Trabajé lo más bien esa tarde, sin el menor síntoma de atraso en la salud, aunque preocupado por la ausencia de los amigos De Martino y Santulli. Por fin me encontré a solas con la enfermera jefa. No me contuve y le dije:

-Me contaron que van a traer la electricidad desde Puente Ezcurra.

-Así parece -contestó.

-¿Sabe una cosa? -le dije-. Yo creo que se la vamos a llevar desde el sanatorio.

-Muy interesante -contestó-. Ahora yo también voy a contarle una cosa.

-Cuente -le dije.

-En la noche de ayer, sus amigos De Martino y Santulli cayeron enfermos. Lo mismo le pasó al subdirector.
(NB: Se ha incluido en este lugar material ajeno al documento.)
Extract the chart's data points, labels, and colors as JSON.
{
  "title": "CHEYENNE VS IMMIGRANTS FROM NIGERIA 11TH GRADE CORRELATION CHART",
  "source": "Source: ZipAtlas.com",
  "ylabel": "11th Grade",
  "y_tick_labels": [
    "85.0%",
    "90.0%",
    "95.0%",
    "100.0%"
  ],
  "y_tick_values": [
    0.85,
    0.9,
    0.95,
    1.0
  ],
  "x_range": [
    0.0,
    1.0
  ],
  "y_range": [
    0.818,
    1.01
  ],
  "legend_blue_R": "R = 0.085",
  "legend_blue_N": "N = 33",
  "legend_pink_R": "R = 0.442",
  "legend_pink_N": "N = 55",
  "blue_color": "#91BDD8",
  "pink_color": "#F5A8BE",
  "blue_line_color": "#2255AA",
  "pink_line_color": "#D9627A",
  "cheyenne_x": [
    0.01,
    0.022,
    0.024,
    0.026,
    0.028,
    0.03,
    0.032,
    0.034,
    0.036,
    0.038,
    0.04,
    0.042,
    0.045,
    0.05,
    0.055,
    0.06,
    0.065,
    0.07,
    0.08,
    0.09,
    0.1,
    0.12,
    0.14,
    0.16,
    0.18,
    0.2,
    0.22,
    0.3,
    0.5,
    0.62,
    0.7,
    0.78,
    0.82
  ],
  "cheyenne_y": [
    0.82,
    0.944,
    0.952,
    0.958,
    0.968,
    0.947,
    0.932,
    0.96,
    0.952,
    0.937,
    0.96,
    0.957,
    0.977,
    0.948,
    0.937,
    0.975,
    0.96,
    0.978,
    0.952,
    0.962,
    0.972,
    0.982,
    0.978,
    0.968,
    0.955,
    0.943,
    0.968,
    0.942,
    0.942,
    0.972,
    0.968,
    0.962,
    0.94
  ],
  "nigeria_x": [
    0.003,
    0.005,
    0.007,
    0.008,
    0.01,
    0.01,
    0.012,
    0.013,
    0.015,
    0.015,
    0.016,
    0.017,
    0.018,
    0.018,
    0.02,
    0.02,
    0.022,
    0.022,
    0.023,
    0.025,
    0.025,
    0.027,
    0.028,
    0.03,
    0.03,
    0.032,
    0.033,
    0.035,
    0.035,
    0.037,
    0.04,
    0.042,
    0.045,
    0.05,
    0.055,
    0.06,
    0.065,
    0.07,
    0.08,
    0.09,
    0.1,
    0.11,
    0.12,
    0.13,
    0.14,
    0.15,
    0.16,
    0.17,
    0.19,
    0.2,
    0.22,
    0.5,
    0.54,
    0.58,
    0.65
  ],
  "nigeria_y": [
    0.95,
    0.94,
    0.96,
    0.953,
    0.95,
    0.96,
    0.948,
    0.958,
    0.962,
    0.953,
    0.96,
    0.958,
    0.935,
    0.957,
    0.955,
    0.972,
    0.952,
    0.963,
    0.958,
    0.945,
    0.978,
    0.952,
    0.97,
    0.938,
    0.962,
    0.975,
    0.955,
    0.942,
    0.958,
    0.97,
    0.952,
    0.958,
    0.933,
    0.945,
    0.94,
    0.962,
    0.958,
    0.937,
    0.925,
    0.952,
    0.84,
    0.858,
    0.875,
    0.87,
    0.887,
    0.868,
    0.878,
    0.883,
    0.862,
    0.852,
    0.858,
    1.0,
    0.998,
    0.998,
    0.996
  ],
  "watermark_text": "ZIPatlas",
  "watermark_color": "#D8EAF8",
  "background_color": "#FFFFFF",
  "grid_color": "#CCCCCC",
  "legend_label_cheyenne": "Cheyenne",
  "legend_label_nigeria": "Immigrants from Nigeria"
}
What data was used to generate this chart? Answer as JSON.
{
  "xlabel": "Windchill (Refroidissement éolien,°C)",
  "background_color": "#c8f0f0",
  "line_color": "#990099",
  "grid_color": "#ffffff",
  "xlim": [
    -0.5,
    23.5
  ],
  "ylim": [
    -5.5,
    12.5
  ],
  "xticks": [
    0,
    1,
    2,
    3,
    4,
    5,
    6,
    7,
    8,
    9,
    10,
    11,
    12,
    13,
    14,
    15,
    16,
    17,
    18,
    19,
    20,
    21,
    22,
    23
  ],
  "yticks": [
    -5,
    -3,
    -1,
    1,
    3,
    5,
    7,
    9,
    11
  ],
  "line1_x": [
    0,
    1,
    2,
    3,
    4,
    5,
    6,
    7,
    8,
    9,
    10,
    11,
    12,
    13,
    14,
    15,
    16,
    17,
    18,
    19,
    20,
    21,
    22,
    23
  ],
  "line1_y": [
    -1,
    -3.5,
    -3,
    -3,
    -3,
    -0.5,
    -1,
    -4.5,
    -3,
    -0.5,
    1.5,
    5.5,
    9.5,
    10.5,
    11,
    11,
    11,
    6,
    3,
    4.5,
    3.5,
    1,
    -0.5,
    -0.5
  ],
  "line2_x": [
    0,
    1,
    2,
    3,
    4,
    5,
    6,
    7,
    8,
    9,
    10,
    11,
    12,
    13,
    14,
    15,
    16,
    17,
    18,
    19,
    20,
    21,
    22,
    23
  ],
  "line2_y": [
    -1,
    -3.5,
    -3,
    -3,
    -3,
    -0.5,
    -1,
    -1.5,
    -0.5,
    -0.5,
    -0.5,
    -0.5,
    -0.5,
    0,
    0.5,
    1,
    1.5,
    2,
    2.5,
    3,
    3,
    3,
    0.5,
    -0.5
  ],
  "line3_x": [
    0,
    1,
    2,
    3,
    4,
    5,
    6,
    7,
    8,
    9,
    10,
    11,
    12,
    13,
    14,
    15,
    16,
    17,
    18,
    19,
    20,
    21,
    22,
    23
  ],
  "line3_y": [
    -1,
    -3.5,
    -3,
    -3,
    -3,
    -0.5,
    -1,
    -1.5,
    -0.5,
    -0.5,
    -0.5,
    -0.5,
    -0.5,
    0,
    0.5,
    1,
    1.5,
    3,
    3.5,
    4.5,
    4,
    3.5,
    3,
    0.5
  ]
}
Protesté atemorizado:

-¡No puede ser! 

-¿Cómo no puede ser? -preguntó como si la enojara que yo no creyese en su palabra-. ¿Quiere verlos?

-No, no - le dije.

-Porque si quiere, lo llevo - insistió-. Están en la sala de los Grandes Dolores.

En el refectorio, esa noche, el cantinero confirmó, punto por punto, la información que me había dado la enfermera Jefa. Yo casi no lo oía, porque una incomprensible sueñera me embotaba. A la otra mañana me despertó el dolor. La señorita Noemí, que se hallaba junto a mi cama, tuvo palabras de consuelo, que no olvidaré. Me hizo ver que por ahora me atendían en la sala número 1, reservada a los que padecemos dolores relativamente soportables y me aseguró que si me conducía como es debido no corría el menor riesgo de que me pasaran a la sala 3, donde los amigos me reclamaban. Me pidió que de buena fe que dijera si mi dolor era soportable o no. Cuando le dije que si, prometió que dentro de cuatro semanas, a lo sumo, yo me reintegraría a las tareas y me aconsejó hablar, porque no todo el mundo está hoy en dia preparado para entender la medicina social.

Por si acaso le mando esta verídica relación de los hechos.